A Cruz da Iniciação e os Quatro Elementos
Inegavelmente, o Iniciado recebe a cruz da Iniciação no templo-coração. Além disso, o praticante encontra o centro magnético do Pai entre as duas sobrancelhas. Igualmente, o devoto acha o santuário da Mãe no templo-coração. Assim, as quatro pontas da cruz simbolizam o fogo, o ar, a água e a terra. Ou seja, elas representam o Espírito, a Matéria, o Movimento e o Repouso.
Recorde sempre, amado discípulo, os 4 elementos da alquimia: o sal, o mercúrio, o enxofre e o azoto (azoe). Basicamente, o sal forma a matéria, o mercúrio identifica o Ens Seminis e, por fim, o azoto (azoe) constitui o raio misterioso do Kundalini.
Logo, o enxofre deve fecundar o mercúrio da filosofia secreta para que a natureza regenere o sal. Só assim, nós poderemos escrever o livro do Azoth. Se você quiser a Iniciação, escreva essa sabedoria sobre uma vara. Afinal, o buscador encontra a chave de nossa libertação no lingam-yoni.
Naturalmente, a cruz tem 4 pontas. Ademais, a cruz da Iniciação possui natureza fálica. Pois, a inserção do phalus vertical no cteis formal forma a cruz.

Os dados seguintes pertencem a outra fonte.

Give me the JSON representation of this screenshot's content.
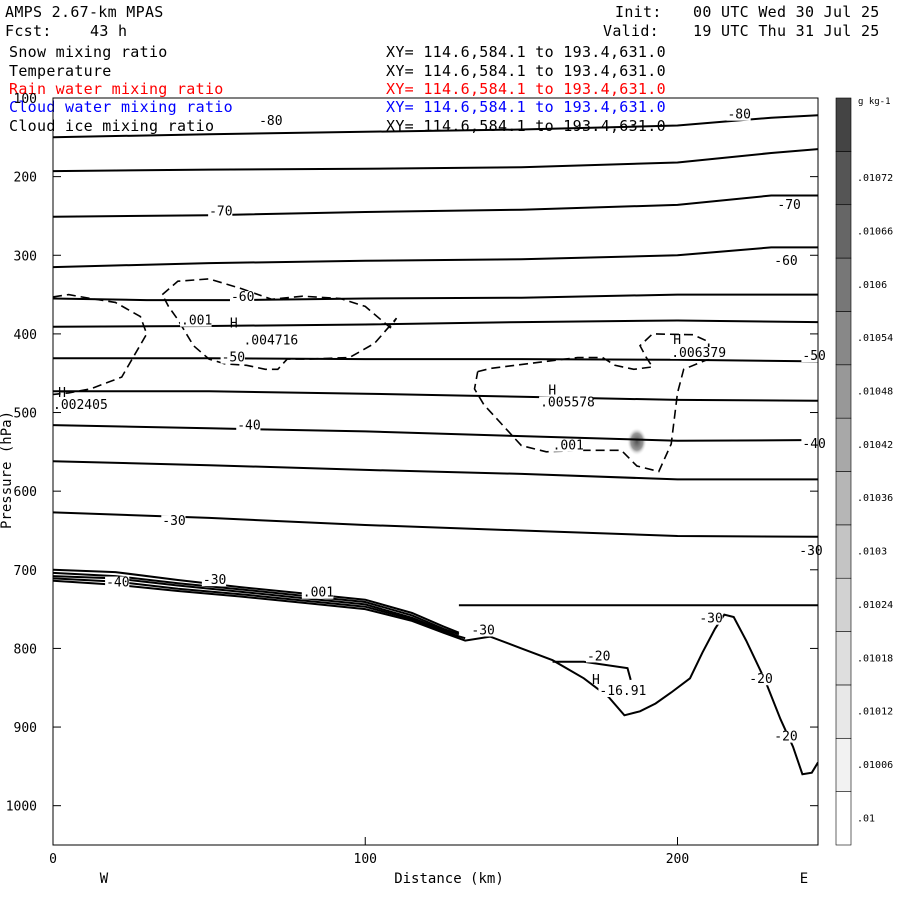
{
  "header": {
    "model": "AMPS 2.67-km MPAS",
    "fcst_label": "Fcst:",
    "fcst_value": "43 h",
    "init_label": "Init:",
    "init_value": "00 UTC Wed 30 Jul 25",
    "valid_label": "Valid:",
    "valid_value": "19 UTC Thu 31 Jul 25"
  },
  "fields": [
    {
      "name": "Snow mixing ratio",
      "xy": "XY= 114.6,584.1 to 193.4,631.0",
      "color": "#000000"
    },
    {
      "name": "Temperature",
      "xy": "XY= 114.6,584.1 to 193.4,631.0",
      "color": "#000000"
    },
    {
      "name": "Rain water mixing ratio",
      "xy": "XY= 114.6,584.1 to 193.4,631.0",
      "color": "#ff0000"
    },
    {
      "name": "Cloud water mixing ratio",
      "xy": "XY= 114.6,584.1 to 193.4,631.0",
      "color": "#0000ff"
    },
    {
      "name": "Cloud ice mixing ratio",
      "xy": "XY= 114.6,584.1 to 193.4,631.0",
      "color": "#000000"
    }
  ],
  "chart_data": {
    "type": "contour",
    "xlabel": "Distance (km)",
    "ylabel": "Pressure (hPa)",
    "xlim": [
      0,
      245
    ],
    "ylim": [
      100,
      1050
    ],
    "x_ticks": [
      0,
      100,
      200
    ],
    "y_ticks": [
      100,
      200,
      300,
      400,
      500,
      600,
      700,
      800,
      900,
      1000
    ],
    "left_label": "W",
    "right_label": "E",
    "temperature_contours": [
      {
        "level": -80,
        "points": [
          [
            0,
            150
          ],
          [
            50,
            146
          ],
          [
            100,
            143
          ],
          [
            150,
            140
          ],
          [
            200,
            135
          ],
          [
            230,
            125
          ],
          [
            245,
            122
          ]
        ]
      },
      {
        "level": -70,
        "points": [
          [
            0,
            193
          ],
          [
            50,
            191
          ],
          [
            100,
            190
          ],
          [
            150,
            188
          ],
          [
            200,
            182
          ],
          [
            230,
            170
          ],
          [
            245,
            165
          ]
        ]
      },
      {
        "level": -70,
        "points": [
          [
            0,
            251
          ],
          [
            50,
            249
          ],
          [
            100,
            245
          ],
          [
            150,
            242
          ],
          [
            200,
            236
          ],
          [
            230,
            224
          ],
          [
            245,
            224
          ]
        ]
      },
      {
        "level": -60,
        "points": [
          [
            0,
            315
          ],
          [
            50,
            310
          ],
          [
            100,
            307
          ],
          [
            150,
            305
          ],
          [
            200,
            300
          ],
          [
            230,
            290
          ],
          [
            245,
            290
          ]
        ]
      },
      {
        "level": -60,
        "points": [
          [
            0,
            355
          ],
          [
            30,
            357
          ],
          [
            60,
            357
          ],
          [
            100,
            355
          ],
          [
            150,
            354
          ],
          [
            200,
            350
          ],
          [
            230,
            350
          ],
          [
            245,
            350
          ]
        ]
      },
      {
        "level": -50,
        "points": [
          [
            0,
            391
          ],
          [
            50,
            390
          ],
          [
            100,
            388
          ],
          [
            150,
            385
          ],
          [
            200,
            383
          ],
          [
            245,
            385
          ]
        ]
      },
      {
        "level": -50,
        "points": [
          [
            0,
            431
          ],
          [
            50,
            431
          ],
          [
            100,
            432
          ],
          [
            150,
            432
          ],
          [
            200,
            433
          ],
          [
            245,
            435
          ]
        ]
      },
      {
        "level": -40,
        "points": [
          [
            0,
            473
          ],
          [
            50,
            473
          ],
          [
            100,
            476
          ],
          [
            150,
            480
          ],
          [
            200,
            484
          ],
          [
            245,
            485
          ]
        ]
      },
      {
        "level": -40,
        "points": [
          [
            0,
            516
          ],
          [
            50,
            520
          ],
          [
            100,
            524
          ],
          [
            150,
            530
          ],
          [
            200,
            536
          ],
          [
            245,
            535
          ]
        ]
      },
      {
        "level": -40,
        "points": [
          [
            0,
            562
          ],
          [
            50,
            567
          ],
          [
            100,
            573
          ],
          [
            150,
            578
          ],
          [
            200,
            585
          ],
          [
            245,
            585
          ]
        ]
      },
      {
        "level": -30,
        "points": [
          [
            0,
            627
          ],
          [
            50,
            634
          ],
          [
            100,
            643
          ],
          [
            150,
            650
          ],
          [
            200,
            657
          ],
          [
            245,
            658
          ]
        ]
      },
      {
        "level": -30,
        "points": [
          [
            130,
            745
          ],
          [
            200,
            745
          ],
          [
            245,
            745
          ]
        ]
      },
      {
        "level": -20,
        "points": [
          [
            160,
            817
          ],
          [
            170,
            817
          ],
          [
            184,
            825
          ],
          [
            185,
            840
          ]
        ]
      }
    ],
    "contour_labels": [
      {
        "text": "-80",
        "x": 66,
        "p": 133
      },
      {
        "text": "-80",
        "x": 216,
        "p": 125
      },
      {
        "text": "-70",
        "x": 50,
        "p": 248
      },
      {
        "text": "-70",
        "x": 232,
        "p": 240
      },
      {
        "text": "-60",
        "x": 57,
        "p": 357
      },
      {
        "text": "-60",
        "x": 231,
        "p": 311
      },
      {
        "text": "-50",
        "x": 54,
        "p": 434
      },
      {
        "text": "-50",
        "x": 240,
        "p": 432
      },
      {
        "text": "-40",
        "x": 59,
        "p": 520
      },
      {
        "text": "-40",
        "x": 240,
        "p": 544
      },
      {
        "text": "-30",
        "x": 35,
        "p": 642
      },
      {
        "text": "-30",
        "x": 239,
        "p": 680
      },
      {
        "text": "-40",
        "x": 17,
        "p": 720
      },
      {
        "text": "-30",
        "x": 48,
        "p": 717
      },
      {
        "text": ".001",
        "x": 80,
        "p": 733
      },
      {
        "text": "-30",
        "x": 134,
        "p": 781
      },
      {
        "text": "-30",
        "x": 207,
        "p": 766
      },
      {
        "text": "-20",
        "x": 171,
        "p": 814
      },
      {
        "text": "-16.91",
        "x": 175,
        "p": 858
      },
      {
        "text": "-20",
        "x": 223,
        "p": 843
      },
      {
        "text": "-20",
        "x": 231,
        "p": 916
      },
      {
        "text": ".001",
        "x": 41,
        "p": 387
      },
      {
        "text": ".004716",
        "x": 61,
        "p": 412
      },
      {
        "text": ".002405",
        "x": 0,
        "p": 494
      },
      {
        "text": ".005578",
        "x": 156,
        "p": 491
      },
      {
        "text": ".006379",
        "x": 198,
        "p": 428
      },
      {
        "text": ".001",
        "x": 160,
        "p": 546
      }
    ],
    "maxima_markers": [
      {
        "text": "H",
        "x": 56,
        "p": 392
      },
      {
        "text": "H",
        "x": 1,
        "p": 480
      },
      {
        "text": "H",
        "x": 158,
        "p": 477
      },
      {
        "text": "H",
        "x": 198,
        "p": 413
      },
      {
        "text": "H",
        "x": 172,
        "p": 845
      }
    ],
    "snow_dashed_contours": [
      {
        "points": [
          [
            0,
            353
          ],
          [
            5,
            350
          ],
          [
            12,
            355
          ],
          [
            20,
            360
          ],
          [
            28,
            378
          ],
          [
            30,
            400
          ],
          [
            22,
            455
          ],
          [
            12,
            470
          ],
          [
            5,
            475
          ],
          [
            0,
            477
          ]
        ]
      },
      {
        "points": [
          [
            35,
            350
          ],
          [
            40,
            333
          ],
          [
            50,
            330
          ],
          [
            60,
            342
          ],
          [
            70,
            356
          ],
          [
            80,
            352
          ],
          [
            92,
            355
          ],
          [
            100,
            365
          ],
          [
            108,
            392
          ],
          [
            110,
            380
          ],
          [
            103,
            412
          ],
          [
            95,
            430
          ],
          [
            82,
            432
          ],
          [
            75,
            432
          ],
          [
            72,
            445
          ],
          [
            68,
            445
          ],
          [
            62,
            440
          ],
          [
            55,
            438
          ],
          [
            50,
            432
          ],
          [
            45,
            415
          ],
          [
            40,
            382
          ],
          [
            37,
            365
          ],
          [
            35,
            350
          ]
        ]
      },
      {
        "points": [
          [
            136,
            448
          ],
          [
            140,
            444
          ],
          [
            148,
            440
          ],
          [
            158,
            435
          ],
          [
            168,
            430
          ],
          [
            176,
            430
          ],
          [
            180,
            440
          ],
          [
            186,
            445
          ],
          [
            192,
            442
          ],
          [
            190,
            430
          ],
          [
            188,
            415
          ],
          [
            192,
            400
          ],
          [
            205,
            401
          ],
          [
            210,
            410
          ],
          [
            210,
            432
          ],
          [
            202,
            445
          ],
          [
            200,
            475
          ],
          [
            198,
            540
          ],
          [
            194,
            575
          ],
          [
            187,
            568
          ],
          [
            182,
            548
          ],
          [
            170,
            548
          ],
          [
            158,
            550
          ],
          [
            150,
            542
          ],
          [
            138,
            490
          ],
          [
            135,
            470
          ],
          [
            136,
            448
          ]
        ]
      }
    ],
    "cloud_water_max": {
      "x": 187,
      "p": 537
    },
    "terrain_line": [
      [
        0,
        714
      ],
      [
        20,
        719
      ],
      [
        40,
        727
      ],
      [
        60,
        734
      ],
      [
        80,
        742
      ],
      [
        100,
        750
      ],
      [
        115,
        765
      ],
      [
        125,
        780
      ],
      [
        132,
        790
      ],
      [
        140,
        785
      ],
      [
        150,
        800
      ],
      [
        160,
        815
      ],
      [
        170,
        838
      ],
      [
        178,
        862
      ],
      [
        183,
        885
      ],
      [
        188,
        880
      ],
      [
        193,
        870
      ],
      [
        198,
        856
      ],
      [
        204,
        838
      ],
      [
        208,
        805
      ],
      [
        212,
        775
      ],
      [
        215,
        757
      ],
      [
        218,
        760
      ],
      [
        222,
        790
      ],
      [
        228,
        840
      ],
      [
        233,
        890
      ],
      [
        237,
        925
      ],
      [
        240,
        960
      ],
      [
        243,
        958
      ],
      [
        245,
        945
      ]
    ],
    "dense_lines": [
      [
        [
          0,
          700
        ],
        [
          20,
          703
        ],
        [
          40,
          713
        ],
        [
          60,
          722
        ],
        [
          80,
          730
        ],
        [
          100,
          738
        ],
        [
          115,
          755
        ],
        [
          125,
          772
        ],
        [
          130,
          780
        ]
      ],
      [
        [
          0,
          704
        ],
        [
          20,
          708
        ],
        [
          40,
          717
        ],
        [
          60,
          725
        ],
        [
          80,
          733
        ],
        [
          100,
          741
        ],
        [
          115,
          758
        ],
        [
          125,
          775
        ],
        [
          130,
          782
        ]
      ],
      [
        [
          0,
          708
        ],
        [
          20,
          711
        ],
        [
          40,
          720
        ],
        [
          60,
          728
        ],
        [
          80,
          736
        ],
        [
          100,
          744
        ],
        [
          115,
          761
        ],
        [
          125,
          777
        ],
        [
          130,
          785
        ]
      ],
      [
        [
          0,
          711
        ],
        [
          20,
          715
        ],
        [
          40,
          724
        ],
        [
          60,
          731
        ],
        [
          80,
          739
        ],
        [
          100,
          747
        ],
        [
          115,
          763
        ],
        [
          125,
          779
        ],
        [
          132,
          787
        ]
      ]
    ],
    "colorbar": {
      "unit": "g kg-1",
      "levels": [
        ".01",
        ".01006",
        ".01012",
        ".01018",
        ".01024",
        ".0103",
        ".01036",
        ".01042",
        ".01048",
        ".01054",
        ".0106",
        ".01066",
        ".01072"
      ],
      "colors": [
        "#ffffff",
        "#f2f2f2",
        "#e8e8e8",
        "#dedede",
        "#d2d2d2",
        "#c4c4c4",
        "#b6b6b6",
        "#a8a8a8",
        "#989898",
        "#888888",
        "#777777",
        "#666666",
        "#555555",
        "#444444"
      ]
    }
  }
}
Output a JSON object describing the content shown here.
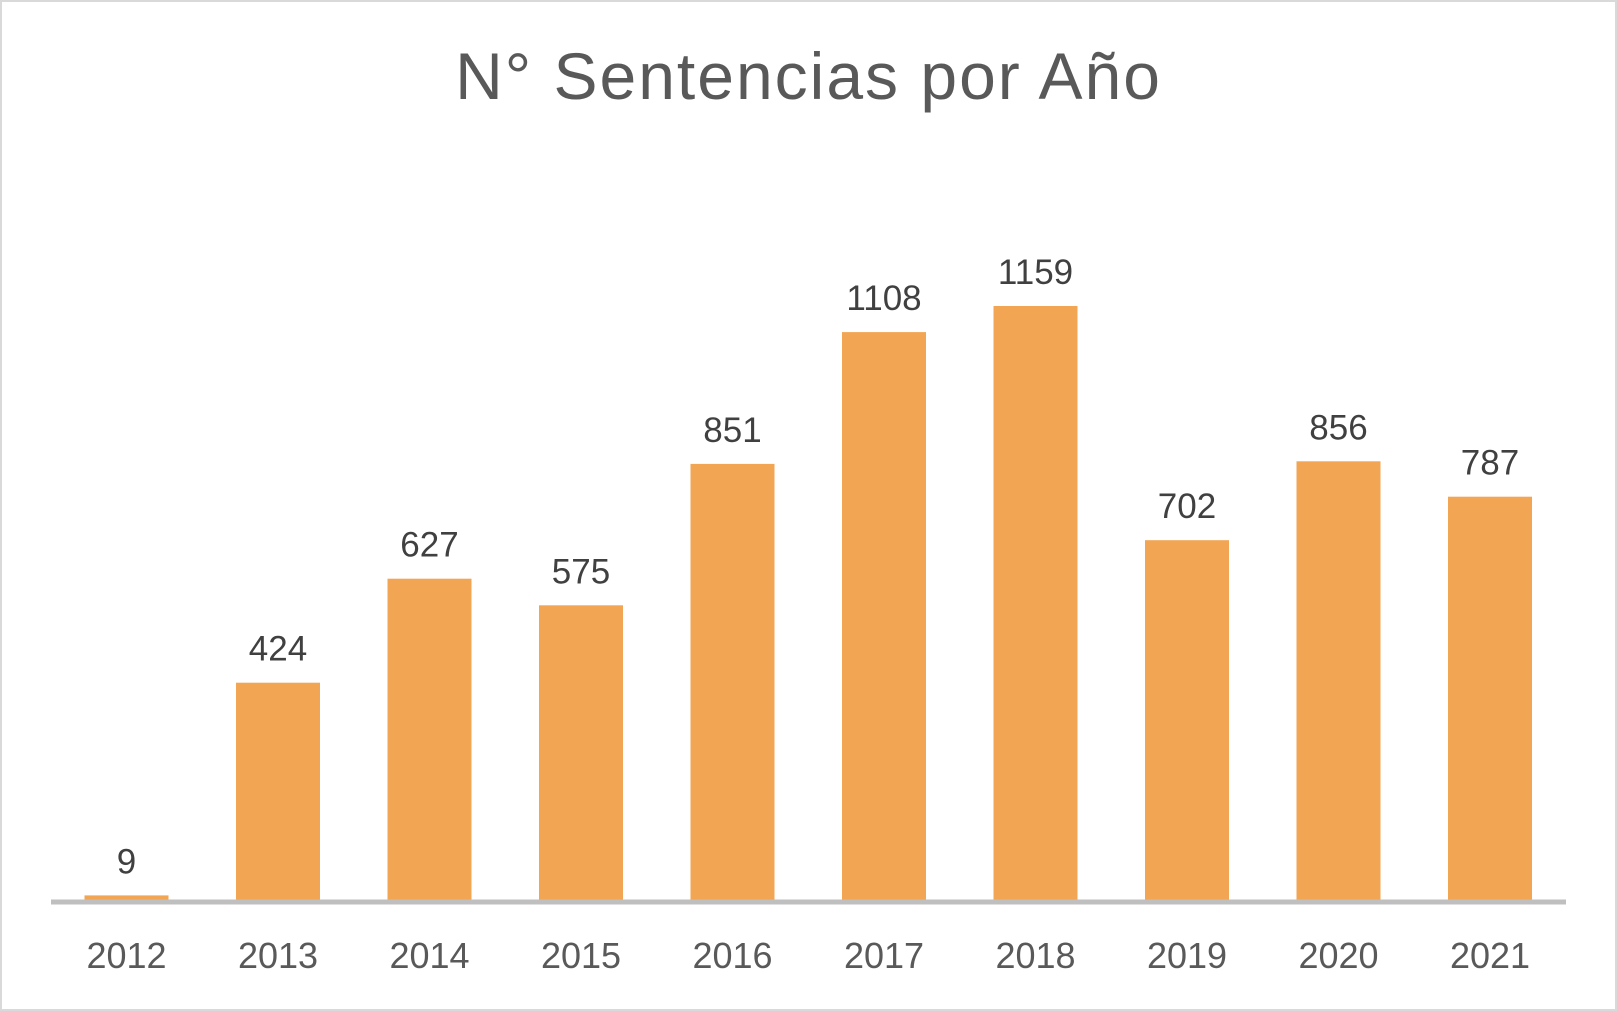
{
  "chart_data": {
    "type": "bar",
    "title": "N° Sentencias por Año",
    "categories": [
      "2012",
      "2013",
      "2014",
      "2015",
      "2016",
      "2017",
      "2018",
      "2019",
      "2020",
      "2021"
    ],
    "values": [
      9,
      424,
      627,
      575,
      851,
      1108,
      1159,
      702,
      856,
      787
    ],
    "xlabel": "",
    "ylabel": "",
    "ylim": [
      0,
      1159
    ],
    "grid": false,
    "legend": "none",
    "bar_color": "#F2A553",
    "axis_color": "#BFBFBF"
  }
}
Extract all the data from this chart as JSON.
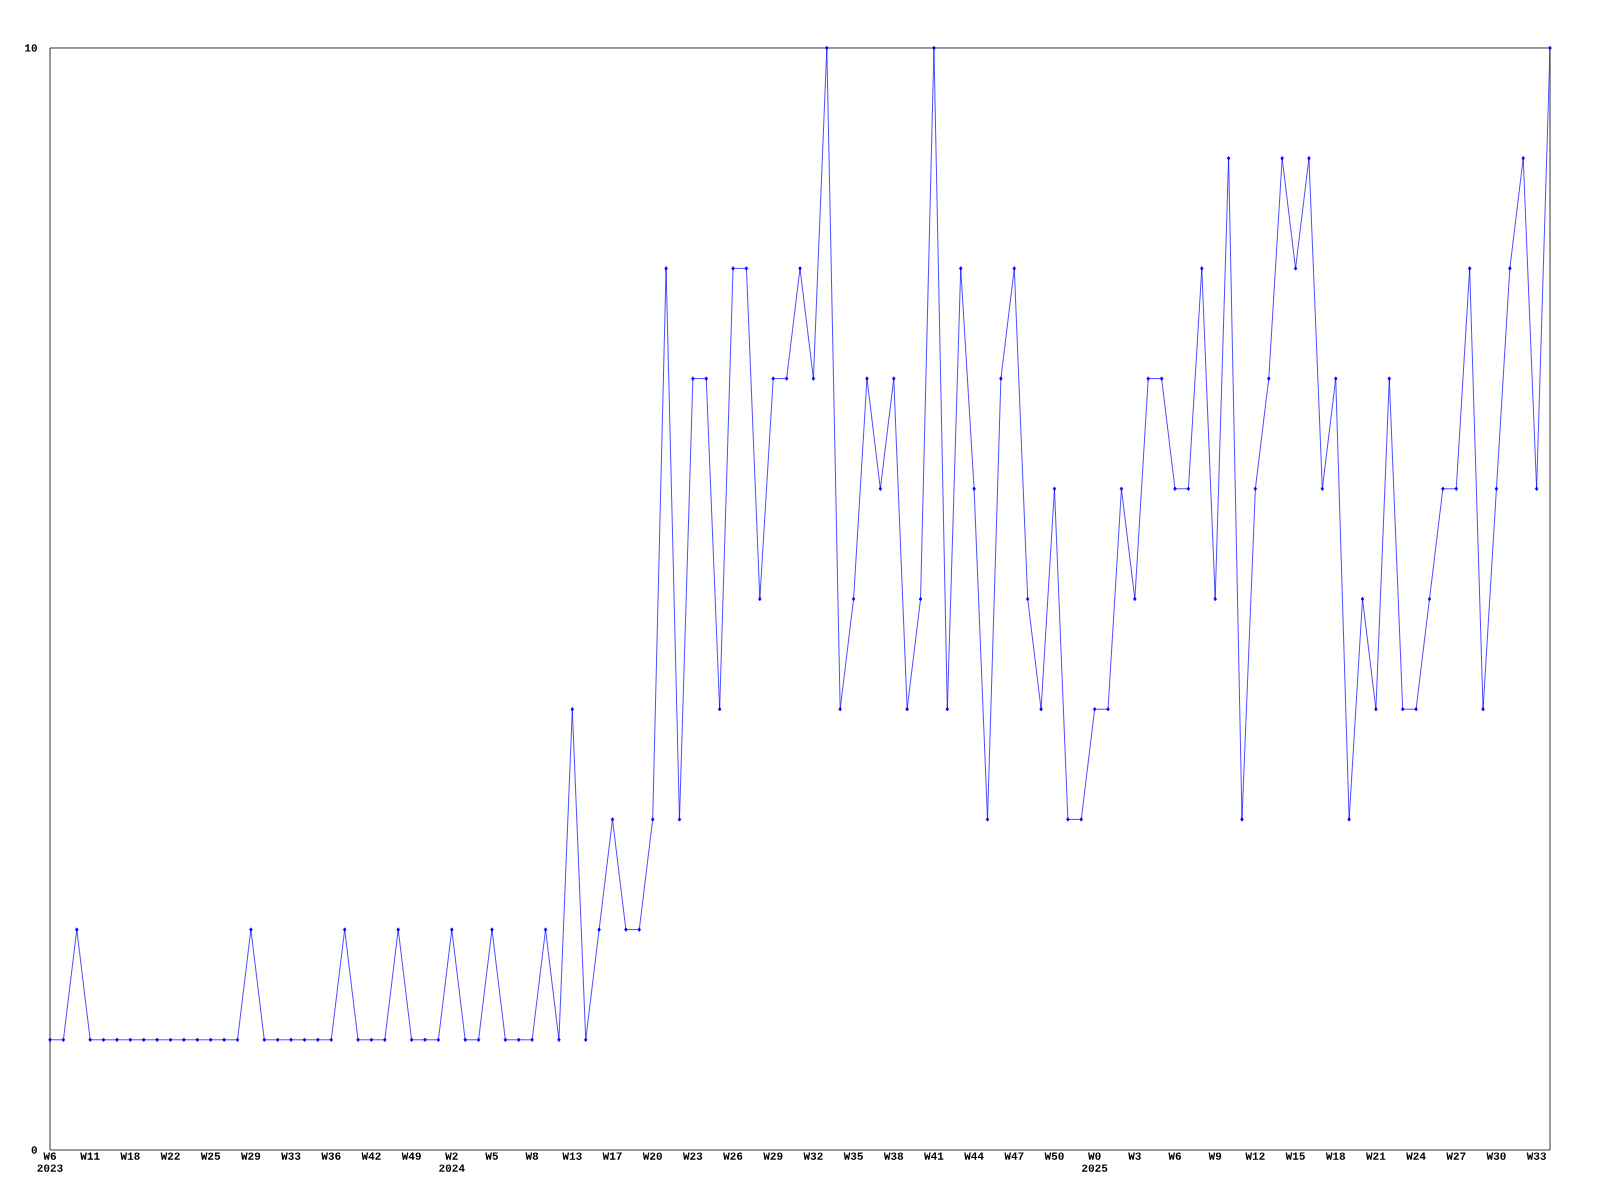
{
  "chart_data": {
    "type": "line",
    "color": "#0000ff",
    "marker": "diamond",
    "categories": [
      "W6 2023",
      null,
      null,
      "W11",
      null,
      null,
      "W18",
      null,
      null,
      "W22",
      null,
      null,
      "W25",
      null,
      null,
      "W29",
      null,
      null,
      "W33",
      null,
      null,
      "W36",
      null,
      null,
      "W42",
      null,
      null,
      "W49",
      null,
      null,
      "W2 2024",
      null,
      null,
      "W5",
      null,
      null,
      "W8",
      null,
      null,
      "W13",
      null,
      null,
      "W17",
      null,
      null,
      "W20",
      null,
      null,
      "W23",
      null,
      null,
      "W26",
      null,
      null,
      "W29",
      null,
      null,
      "W32",
      null,
      null,
      "W35",
      null,
      null,
      "W38",
      null,
      null,
      "W41",
      null,
      null,
      "W44",
      null,
      null,
      "W47",
      null,
      null,
      "W50",
      null,
      null,
      "W0 2025",
      null,
      null,
      "W3",
      null,
      null,
      "W6",
      null,
      null,
      "W9",
      null,
      null,
      "W12",
      null,
      null,
      "W15",
      null,
      null,
      "W18",
      null,
      null,
      "W21",
      null,
      null,
      "W24",
      null,
      null,
      "W27",
      null,
      null,
      "W30",
      null,
      null,
      "W33",
      null
    ],
    "values": [
      1,
      1,
      2,
      1,
      1,
      1,
      1,
      1,
      1,
      1,
      1,
      1,
      1,
      1,
      1,
      2,
      1,
      1,
      1,
      1,
      1,
      1,
      2,
      1,
      1,
      1,
      2,
      1,
      1,
      1,
      2,
      1,
      1,
      2,
      1,
      1,
      1,
      2,
      1,
      4,
      1,
      2,
      3,
      2,
      2,
      3,
      8,
      3,
      7,
      7,
      4,
      8,
      8,
      5,
      7,
      7,
      8,
      7,
      10,
      4,
      5,
      7,
      6,
      7,
      4,
      5,
      10,
      4,
      8,
      6,
      3,
      7,
      8,
      5,
      4,
      6,
      3,
      3,
      4,
      4,
      6,
      5,
      7,
      7,
      6,
      6,
      8,
      5,
      9,
      3,
      6,
      7,
      9,
      8,
      9,
      6,
      7,
      3,
      5,
      4,
      7,
      4,
      4,
      5,
      6,
      6,
      8,
      4,
      6,
      8,
      9,
      6,
      10
    ],
    "ylim": [
      0,
      10
    ],
    "yticks": [
      0,
      10
    ]
  }
}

Certamente, nós devemos lançar esta cruz da Iniciação sobre os ombros.
Os Animais Sagrados e o Laboratório Sexual
Estruturalmente, os 4 animais sagrados da alquimia incluem o leão que oculta o enigma do fogo e o homem que representa o mercúrio da filosofia secreta. Também, temos a águia que nos indica o ar e o touro que simboliza a terra. Consequentemente, as esfinges do Egito e de Ezequiel carregam o simbolismo dos 4 animais sagrados da alquimia.
Constantemente, o fogo do sol esquenta a água contida no leito dos mares, rios e oceanos e a transforma em nuvens. Em seguida, essas nuvens ascendem até o céu e, depois de certo tempo de digestão, a natureza as converte em raios e trovões. Semelhantemente, o alquimista repete o mesmo processo em seu laboratório sexual. Portanto, nós adotamos a divisa Thelema, que significa Vontade.
Antigamente, uma abertura estreita e profunda formava a entrada dos velhos templos arcaicos. Geralmente, a selva espessa escondia essa porta em alguma paragem misteriosa. Como sabemos, nós saímos do Éden pela porta do sexo. Da mesma forma, nós podemos retornar ao Éden apenas por esta mesma porta. Afinal, o próprio sexo constitui o Éden. Definitivamente, o sexo representa a porta apertada, estreita e difícil que conduz o homem à Luz.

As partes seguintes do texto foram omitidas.